The other witness said he was outside and saw Dahmer grab and
violently throw a protesting child into a blue van that screeched
away. That matched what a 1981 witness had said about a blue van,
and for the first month of the case, police had stopped every blue
van they saw. Yet without seriously checking, Hollywood police
simply believed the word of a manipulative serial killer when he
said he didn't kill Adam Walsh. Investigative author and journalist
Arthur Jay Harris did what Hollywood police wouldn't do: he traced
Dahmer's movements in Miami and built a case against him. He
learned that at the sub and pizza shop where he worked there was a
blue van for deliveries that employees often took for their own
use. Also, Dahmer often showed up for work in the morning drunk and
was sent home. As well he discovered a police report dated 20 days
before Adam's abduction in which Dahmer reported finding a dead
body of a homeless man in the alley behind his shop. Dahmer had
never mentioned this. When ABC Primetime and Harris entered a meter
room in the alley behind the shop, where Dahmer said the homeless
man had slept, they found an old lumberman's axe and a sledgehammer
next to a huge amount of what a retired crime scene investigator
identified as blood spatter. The homeless man had not bled. Was
this evidence of other extreme violence by Dahmer? Even after an
ABC producer informed Hollywood Police, they never bothered to
enter that room, much less test the blood evidence. In 2008
Hollywood police announced the case was finally solved-incredibly,
they said the killer was Ottis Toole, a drifter who in 1983 said
he'd killed Adam but soon after had been dismissed as a suspect.

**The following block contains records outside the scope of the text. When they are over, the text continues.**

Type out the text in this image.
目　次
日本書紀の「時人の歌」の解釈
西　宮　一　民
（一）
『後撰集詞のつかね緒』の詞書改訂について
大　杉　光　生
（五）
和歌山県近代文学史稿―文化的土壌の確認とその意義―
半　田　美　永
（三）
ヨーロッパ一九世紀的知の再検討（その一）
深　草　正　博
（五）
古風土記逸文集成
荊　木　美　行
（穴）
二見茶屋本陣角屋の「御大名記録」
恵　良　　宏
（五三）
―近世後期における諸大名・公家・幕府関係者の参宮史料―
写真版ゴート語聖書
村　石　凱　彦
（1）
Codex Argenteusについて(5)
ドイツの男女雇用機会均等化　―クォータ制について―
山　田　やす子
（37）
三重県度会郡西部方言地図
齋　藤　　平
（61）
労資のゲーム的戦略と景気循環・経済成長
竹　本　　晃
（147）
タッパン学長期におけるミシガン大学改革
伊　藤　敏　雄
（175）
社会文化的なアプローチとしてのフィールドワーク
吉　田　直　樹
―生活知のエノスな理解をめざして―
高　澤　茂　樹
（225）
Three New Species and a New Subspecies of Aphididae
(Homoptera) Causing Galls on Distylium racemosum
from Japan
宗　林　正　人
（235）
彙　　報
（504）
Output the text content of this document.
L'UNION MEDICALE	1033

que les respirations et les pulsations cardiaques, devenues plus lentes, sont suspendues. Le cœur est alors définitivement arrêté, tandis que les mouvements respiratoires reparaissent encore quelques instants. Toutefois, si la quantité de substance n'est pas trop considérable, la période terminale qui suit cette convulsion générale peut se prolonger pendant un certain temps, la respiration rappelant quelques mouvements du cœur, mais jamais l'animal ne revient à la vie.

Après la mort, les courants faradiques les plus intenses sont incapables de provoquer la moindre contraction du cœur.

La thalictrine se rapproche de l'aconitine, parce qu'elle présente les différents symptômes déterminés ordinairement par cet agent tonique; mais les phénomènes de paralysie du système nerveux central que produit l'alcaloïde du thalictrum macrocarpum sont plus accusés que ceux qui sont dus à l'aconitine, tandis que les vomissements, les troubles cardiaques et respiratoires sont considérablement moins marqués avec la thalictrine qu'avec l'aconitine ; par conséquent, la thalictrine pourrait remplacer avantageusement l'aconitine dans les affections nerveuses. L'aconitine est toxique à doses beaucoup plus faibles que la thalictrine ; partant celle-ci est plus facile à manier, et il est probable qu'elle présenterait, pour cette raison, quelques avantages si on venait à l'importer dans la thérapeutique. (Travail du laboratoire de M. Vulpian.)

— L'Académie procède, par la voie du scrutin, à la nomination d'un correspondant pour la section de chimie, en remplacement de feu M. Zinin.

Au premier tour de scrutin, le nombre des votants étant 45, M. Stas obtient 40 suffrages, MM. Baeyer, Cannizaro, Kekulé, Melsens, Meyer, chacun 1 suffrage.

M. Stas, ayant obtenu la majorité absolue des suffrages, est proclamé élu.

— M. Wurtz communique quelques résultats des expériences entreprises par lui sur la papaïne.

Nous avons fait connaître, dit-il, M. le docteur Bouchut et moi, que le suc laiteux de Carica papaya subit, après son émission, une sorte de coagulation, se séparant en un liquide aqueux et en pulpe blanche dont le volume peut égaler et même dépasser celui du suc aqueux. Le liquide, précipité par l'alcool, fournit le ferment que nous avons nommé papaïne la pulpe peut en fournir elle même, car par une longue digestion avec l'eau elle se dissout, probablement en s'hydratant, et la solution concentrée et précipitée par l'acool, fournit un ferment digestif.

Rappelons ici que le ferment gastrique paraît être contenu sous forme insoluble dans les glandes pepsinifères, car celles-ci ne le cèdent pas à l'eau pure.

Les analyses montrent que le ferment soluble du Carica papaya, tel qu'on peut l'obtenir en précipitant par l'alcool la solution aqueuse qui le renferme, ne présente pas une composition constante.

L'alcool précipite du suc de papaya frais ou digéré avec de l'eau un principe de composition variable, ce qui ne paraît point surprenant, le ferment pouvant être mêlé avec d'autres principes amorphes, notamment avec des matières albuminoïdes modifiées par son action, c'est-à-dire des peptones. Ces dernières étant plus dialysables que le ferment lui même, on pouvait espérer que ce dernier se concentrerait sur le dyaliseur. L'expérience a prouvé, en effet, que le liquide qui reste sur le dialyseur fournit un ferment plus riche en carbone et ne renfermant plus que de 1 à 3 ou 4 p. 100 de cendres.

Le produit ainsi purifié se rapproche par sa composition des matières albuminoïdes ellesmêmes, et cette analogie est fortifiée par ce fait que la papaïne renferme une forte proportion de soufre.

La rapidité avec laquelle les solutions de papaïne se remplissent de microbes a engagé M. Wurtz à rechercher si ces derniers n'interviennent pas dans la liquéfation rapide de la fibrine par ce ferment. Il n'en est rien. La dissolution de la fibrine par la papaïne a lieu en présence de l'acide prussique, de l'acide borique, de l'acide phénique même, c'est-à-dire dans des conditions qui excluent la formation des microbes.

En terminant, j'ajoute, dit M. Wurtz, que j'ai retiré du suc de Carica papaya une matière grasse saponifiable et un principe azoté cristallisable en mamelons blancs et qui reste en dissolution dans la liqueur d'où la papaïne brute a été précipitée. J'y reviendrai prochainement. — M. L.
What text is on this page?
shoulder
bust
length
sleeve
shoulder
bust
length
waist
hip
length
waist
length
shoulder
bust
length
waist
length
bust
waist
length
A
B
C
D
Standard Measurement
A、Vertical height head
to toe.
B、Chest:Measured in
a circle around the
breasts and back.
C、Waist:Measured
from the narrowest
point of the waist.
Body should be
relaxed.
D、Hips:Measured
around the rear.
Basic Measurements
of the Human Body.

Police presented no new evidence. Toole had not been able to tell
police any specific true thing about the case, and much of his
initial information was painfully wrong. He'd blamed Henry Lee
Lucas for killing Adam, but Lucas was in jail that day. He said
Adam's murder happened around January and he was wearing mittens It
was July in sweltering South Florida. No DNA evidence was ever
matched to him. Further, Toole had also confessed to hundreds of
other murders for which he was never charged. But in closing the
case police made public its entire case file. In it Harris found
four more insistent witnesses who had also seen Adam, Dahmer, and a
blue van in the same precise spot at Hollywood Mall that day in
1981. Inexplicably, Hollywood police had turned them all away.